In order to integrate oral health into systemic health the communities of Dentistry, Nursing and Medicine need to work together/learn together/ develop mutual respect.
Programs in high school have to be developed to explain the dental profession and make it attractive for students to think about the dental field. The program has to reach diverse schools and reach the various populations.
My suggestion is to make a concerted and focused effort to train dentists in master level research methods to engage them clinical and translation research. This could both increase the number of DDS investigators and the diversity of the DDS research workforce. An MS/MPH takes less time than a PhD, provides the base knowledge needed to conduct clinical research, and would increase the pipeline of DDS researchers.

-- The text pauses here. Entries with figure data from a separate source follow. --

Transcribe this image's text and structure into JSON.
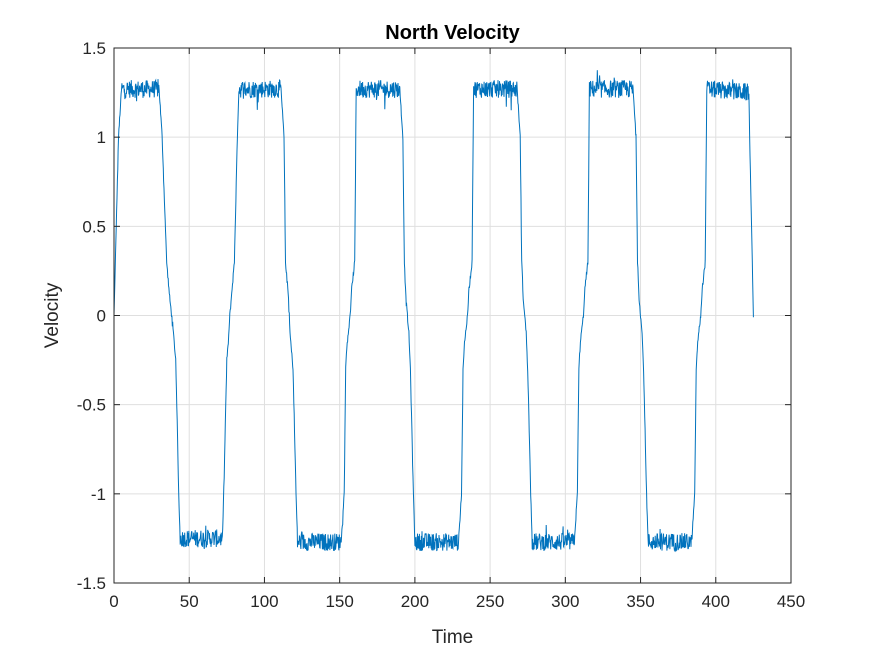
{
  "chart_data": {
    "type": "line",
    "title": "North Velocity",
    "xlabel": "Time",
    "ylabel": "Velocity",
    "xlim": [
      0,
      450
    ],
    "ylim": [
      -1.5,
      1.5
    ],
    "xticks": [
      0,
      50,
      100,
      150,
      200,
      250,
      300,
      350,
      400,
      450
    ],
    "yticks": [
      -1.5,
      -1,
      -0.5,
      0,
      0.5,
      1,
      1.5
    ],
    "xtick_labels": [
      "0",
      "50",
      "100",
      "150",
      "200",
      "250",
      "300",
      "350",
      "400",
      "450"
    ],
    "ytick_labels": [
      "-1.5",
      "-1",
      "-0.5",
      "0",
      "0.5",
      "1",
      "1.5"
    ],
    "grid": true,
    "line_color": "#0072BD",
    "series": [
      {
        "x": [
          0,
          3,
          5,
          30,
          32,
          35,
          36,
          37,
          39,
          40,
          41,
          42,
          43,
          44,
          72,
          73,
          74,
          75,
          76,
          77,
          78,
          79,
          80,
          82,
          83,
          111,
          113,
          114,
          116,
          117,
          119,
          121,
          122,
          151,
          153,
          154,
          155,
          157,
          158,
          160,
          161,
          190,
          192,
          193,
          194,
          196,
          197,
          199,
          200,
          229,
          231,
          232,
          233,
          235,
          236,
          238,
          239,
          268,
          270,
          271,
          272,
          274,
          275,
          277,
          278,
          306,
          308,
          309,
          310,
          312,
          313,
          315,
          316,
          345,
          347,
          348,
          349,
          351,
          352,
          354,
          355,
          384,
          386,
          387,
          388,
          390,
          391,
          393,
          394,
          422,
          423,
          424,
          425
        ],
        "y": [
          0,
          1.0,
          1.27,
          1.27,
          1.0,
          0.3,
          0.2,
          0.1,
          -0.05,
          -0.15,
          -0.25,
          -0.6,
          -1.0,
          -1.25,
          -1.25,
          -1.0,
          -0.6,
          -0.25,
          -0.15,
          0.0,
          0.1,
          0.2,
          0.3,
          1.0,
          1.27,
          1.27,
          1.0,
          0.3,
          0.1,
          -0.1,
          -0.3,
          -1.0,
          -1.27,
          -1.27,
          -1.0,
          -0.3,
          -0.15,
          0.0,
          0.15,
          0.3,
          1.27,
          1.27,
          1.0,
          0.3,
          0.1,
          -0.1,
          -0.3,
          -1.0,
          -1.27,
          -1.27,
          -1.0,
          -0.3,
          -0.15,
          0.0,
          0.15,
          0.3,
          1.27,
          1.27,
          1.0,
          0.3,
          0.1,
          -0.1,
          -0.3,
          -1.0,
          -1.27,
          -1.27,
          -1.0,
          -0.3,
          -0.15,
          0.0,
          0.15,
          0.3,
          1.27,
          1.27,
          1.0,
          0.3,
          0.1,
          -0.1,
          -0.3,
          -1.0,
          -1.27,
          -1.27,
          -1.0,
          -0.3,
          -0.15,
          0.0,
          0.15,
          0.3,
          1.27,
          1.25,
          0.8,
          0.4,
          -0.01
        ],
        "noise": 0.05
      }
    ]
  }
}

In our ever changing society, it is important to have a well represented workforce of dental healthcare providers. Do the dental schools do a good enough job in promoting diversity in their students and their professors, and if not, what are the barriers to this diversity and how can we change this over the next 16 years.
Strengthen the nation’s investment in the oral health research infrastructure and increase the number and scope of oral health research collaborations across the health sciences at all research institutions, including federal agencies, academic institutions, industry and private non-profit organizations.
Study the impact on oral and overall health of alternative oral health providers such as dental therapist, expanded duty auxiliaries, nurses, physicians and pharmacist. Assessment of this workforce using the goals of the Triple Aim.
Patient outcomes in varying delivery systems (this can include cost effectiveness, workforce models, telehealth, access to care, direct access, etc). Outcomes data needs to be collected to determine if diverse workforce models are leading to improved access to care and are cost effective - for example mid-level providers, collaborative practice, etc.
The organization and leadership of the dental profession has had a major role in developing the current situation - burden of oral diseases both globally and nationally and without fundamental change in the leadership of the profession, change will be almost if not totally impossible.